The Grid of Photos is now ready to be transported to the Tapps Art Center. Fortunately, the executive director has seen it ... up close and very personal ... while I explained how it was installed ... because she'll be hanging it at Tapps!
Next, I placed The Nature of Memory in front of the empty wall and attached wires to three baskets ... which were then hung. The wicker laundry basket was placed below on the floor. In my mind, these two works will be positioned together in the upcoming solo show. Thus, I figured I'd take the photos with this arrangement. (To read more about The Nature of Memory, CLICK HERE.)
I'm lucky to have wonderful friends who serendipitously seem to donate wonderful fibers from the past at just the most perfect time! Carole Rothstein is one of these great friends. A couple of years ago she gave me an enormous amount of wool thread. Ever since then, I've been using this amazing stash to wrap wooden spools. I LOVE DOING THIS. Well, a couple of weeks ago, she dropped off two Olive Garden take-out paper bags full of vintage silk floss ... piles of it. I dumped the contents of one bag into the laundry basket.
Now, who can resist the sheer beauty of all these shiny threads? Just gorgeous!
The other paper bag was different. It was filled with silk floss ... but in the most wonderful vintage paper wrappers with a patent date of August 16, 1904. I googled the Belding Brothers and learned that the business began in 1860 and merged with Heminway Silk in 1925 ... so these packages had to date from 1904 - 25. This was undoubtedly some anonymous woman's stash of the finest silk threads. It seemed totally a shame to open them.
The wannabe curator in me protested, wanted me to "save" them ... just as they were ... but to "save" them would deny them from their intention, from their very purpose, from all the dreams someone had to USE THEM. They'd already been saved for around one hundred years. Almost reluctantly, I decided it was time to FREE THEM ... USE THEM ... OPEN UP THE PAPER WRAPPERS.

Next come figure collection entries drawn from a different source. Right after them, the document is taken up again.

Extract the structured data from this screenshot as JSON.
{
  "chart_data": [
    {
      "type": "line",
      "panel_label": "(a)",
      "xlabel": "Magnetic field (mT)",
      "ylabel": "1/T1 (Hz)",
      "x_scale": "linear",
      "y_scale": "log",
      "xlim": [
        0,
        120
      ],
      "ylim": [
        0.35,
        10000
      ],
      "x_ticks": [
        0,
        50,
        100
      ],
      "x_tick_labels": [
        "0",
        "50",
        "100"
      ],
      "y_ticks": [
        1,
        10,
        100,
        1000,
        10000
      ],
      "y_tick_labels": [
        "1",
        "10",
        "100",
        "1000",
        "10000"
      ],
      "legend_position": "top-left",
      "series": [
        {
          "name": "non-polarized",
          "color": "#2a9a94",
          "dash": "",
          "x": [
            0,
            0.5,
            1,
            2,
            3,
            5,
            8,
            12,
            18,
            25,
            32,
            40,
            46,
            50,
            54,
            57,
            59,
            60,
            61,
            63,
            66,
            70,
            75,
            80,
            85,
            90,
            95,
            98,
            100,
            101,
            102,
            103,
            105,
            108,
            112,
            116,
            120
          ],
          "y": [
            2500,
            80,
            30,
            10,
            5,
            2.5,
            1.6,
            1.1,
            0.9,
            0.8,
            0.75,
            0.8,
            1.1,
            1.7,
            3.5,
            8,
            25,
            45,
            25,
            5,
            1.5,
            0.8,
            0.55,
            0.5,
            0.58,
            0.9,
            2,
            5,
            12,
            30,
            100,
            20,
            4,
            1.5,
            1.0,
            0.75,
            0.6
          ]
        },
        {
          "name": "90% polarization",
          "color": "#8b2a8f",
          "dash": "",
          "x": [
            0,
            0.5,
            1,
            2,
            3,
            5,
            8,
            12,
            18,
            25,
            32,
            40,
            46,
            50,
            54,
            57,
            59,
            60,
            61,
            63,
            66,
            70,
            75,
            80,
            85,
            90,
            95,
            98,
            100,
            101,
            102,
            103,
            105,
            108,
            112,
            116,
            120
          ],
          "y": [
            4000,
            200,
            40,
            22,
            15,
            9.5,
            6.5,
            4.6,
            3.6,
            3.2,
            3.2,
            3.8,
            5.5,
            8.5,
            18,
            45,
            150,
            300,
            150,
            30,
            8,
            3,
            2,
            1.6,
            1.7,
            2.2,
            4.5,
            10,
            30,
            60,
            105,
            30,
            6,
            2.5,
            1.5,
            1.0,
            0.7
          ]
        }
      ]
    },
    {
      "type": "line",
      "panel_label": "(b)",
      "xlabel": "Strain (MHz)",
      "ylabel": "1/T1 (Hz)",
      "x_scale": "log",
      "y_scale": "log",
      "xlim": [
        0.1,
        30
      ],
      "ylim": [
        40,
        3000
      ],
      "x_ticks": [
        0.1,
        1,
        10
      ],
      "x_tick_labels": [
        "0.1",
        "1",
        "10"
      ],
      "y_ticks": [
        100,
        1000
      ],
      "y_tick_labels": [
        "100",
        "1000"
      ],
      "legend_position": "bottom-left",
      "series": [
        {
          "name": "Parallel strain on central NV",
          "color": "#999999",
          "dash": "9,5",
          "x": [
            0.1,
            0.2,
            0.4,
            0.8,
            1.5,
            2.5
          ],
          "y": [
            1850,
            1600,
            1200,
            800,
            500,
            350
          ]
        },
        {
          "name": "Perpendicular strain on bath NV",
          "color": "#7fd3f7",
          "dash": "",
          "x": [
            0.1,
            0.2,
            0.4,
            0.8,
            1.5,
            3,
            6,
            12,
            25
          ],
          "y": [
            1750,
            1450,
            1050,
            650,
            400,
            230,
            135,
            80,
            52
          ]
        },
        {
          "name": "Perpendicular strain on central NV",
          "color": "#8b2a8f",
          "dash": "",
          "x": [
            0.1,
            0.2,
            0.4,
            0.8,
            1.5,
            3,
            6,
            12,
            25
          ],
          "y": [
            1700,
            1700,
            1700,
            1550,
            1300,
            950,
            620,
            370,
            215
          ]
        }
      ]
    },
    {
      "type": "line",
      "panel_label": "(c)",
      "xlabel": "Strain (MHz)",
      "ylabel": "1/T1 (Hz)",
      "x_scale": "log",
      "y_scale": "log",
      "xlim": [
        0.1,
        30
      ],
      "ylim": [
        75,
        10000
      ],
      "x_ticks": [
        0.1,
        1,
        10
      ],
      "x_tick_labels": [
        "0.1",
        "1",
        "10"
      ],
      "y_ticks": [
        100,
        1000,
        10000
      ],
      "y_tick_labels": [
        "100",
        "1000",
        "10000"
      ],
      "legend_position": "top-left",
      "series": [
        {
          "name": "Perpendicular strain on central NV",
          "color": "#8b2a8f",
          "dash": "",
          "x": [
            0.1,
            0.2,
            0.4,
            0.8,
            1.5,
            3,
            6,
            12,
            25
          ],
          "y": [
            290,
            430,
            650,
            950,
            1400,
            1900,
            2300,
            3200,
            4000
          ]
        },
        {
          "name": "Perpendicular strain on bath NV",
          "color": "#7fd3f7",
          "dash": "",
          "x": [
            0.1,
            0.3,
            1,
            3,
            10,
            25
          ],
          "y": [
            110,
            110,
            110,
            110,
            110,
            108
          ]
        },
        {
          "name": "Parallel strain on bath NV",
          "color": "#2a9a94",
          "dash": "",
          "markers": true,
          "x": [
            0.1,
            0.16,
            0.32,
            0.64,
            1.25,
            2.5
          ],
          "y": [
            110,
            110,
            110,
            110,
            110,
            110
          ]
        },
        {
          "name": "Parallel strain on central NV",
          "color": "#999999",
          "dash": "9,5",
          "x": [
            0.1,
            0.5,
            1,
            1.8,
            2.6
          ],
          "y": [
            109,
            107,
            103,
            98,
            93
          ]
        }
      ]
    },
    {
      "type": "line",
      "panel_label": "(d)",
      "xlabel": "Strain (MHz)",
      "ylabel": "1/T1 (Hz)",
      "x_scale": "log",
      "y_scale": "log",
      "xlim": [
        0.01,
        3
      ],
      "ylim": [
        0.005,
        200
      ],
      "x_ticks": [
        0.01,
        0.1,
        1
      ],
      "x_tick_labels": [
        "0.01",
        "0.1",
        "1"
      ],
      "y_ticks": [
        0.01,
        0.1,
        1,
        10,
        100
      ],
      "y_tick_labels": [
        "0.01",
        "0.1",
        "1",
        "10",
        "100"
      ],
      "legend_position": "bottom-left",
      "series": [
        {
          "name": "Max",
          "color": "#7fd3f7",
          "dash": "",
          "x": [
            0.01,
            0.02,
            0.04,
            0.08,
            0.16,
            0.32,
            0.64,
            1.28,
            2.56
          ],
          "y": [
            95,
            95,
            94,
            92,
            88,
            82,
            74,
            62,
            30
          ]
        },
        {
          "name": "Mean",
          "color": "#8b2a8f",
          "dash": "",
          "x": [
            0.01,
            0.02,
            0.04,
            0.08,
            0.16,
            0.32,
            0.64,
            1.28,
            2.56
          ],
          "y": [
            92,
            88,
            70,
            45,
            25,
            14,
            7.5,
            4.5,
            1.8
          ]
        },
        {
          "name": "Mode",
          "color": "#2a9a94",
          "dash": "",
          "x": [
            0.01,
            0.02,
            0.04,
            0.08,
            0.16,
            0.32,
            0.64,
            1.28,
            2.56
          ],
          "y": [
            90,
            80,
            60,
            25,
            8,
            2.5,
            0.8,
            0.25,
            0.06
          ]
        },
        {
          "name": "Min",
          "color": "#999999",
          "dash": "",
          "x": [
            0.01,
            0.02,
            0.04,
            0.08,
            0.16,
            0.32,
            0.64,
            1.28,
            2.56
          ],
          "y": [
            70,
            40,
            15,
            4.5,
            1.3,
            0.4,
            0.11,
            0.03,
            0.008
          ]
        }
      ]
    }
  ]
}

Believe it or not, it took three hours! The little pile on the right are the packages that easily released the floss, leaving the paper wrappers almost perfect. I did save these. I also saved several just as they were. Most, however all in the beautiful, colorful pile between the rest of the damaged paper wrappers and the laundry basket. The more I worked, the more I knew I was doing the right thing ... making ART ... resurrecting materials from the past for a new creative expression. It was a lovely three hours! The laundry basket was filled and all the fibers were mixed together ... beautiful!
Then, it was time to bring out the box into which I'd been putting all the rest of the unwound thread ... the spun fibers from hundreds of old spools!
It was great dumping them onto the floor!
It took time to tangle, untangle, stretch, and arrange all these threads into the hanging baskets but every minute was so much fun!
Now this is A LOT OF THREAD! The piece was transformed from a "cute little basket" into a full installation, a manifestation of all the zillions of things rattling around in our heads, the tangle of thoughts, the way we try so hard to remember everything but the way so many things slip away. I love this piece from ...
... the top basket ...
... to the original little basket ...
... the lowest hanging basket ...
... and into the laundry basket.
(Above: Gathering My Thoughts.)
So here it is ... without the other piece ...
(Above: The Nature of Memory and Gathering My Thoughts.)
... and here it is with the other piece ... the way it should hang in the exhibit at the Tapps Art Center during November and December!
Finally, here it is all packed up and ready to be transported! Believe it or not, this was only the first part of "my day as an installation artist"!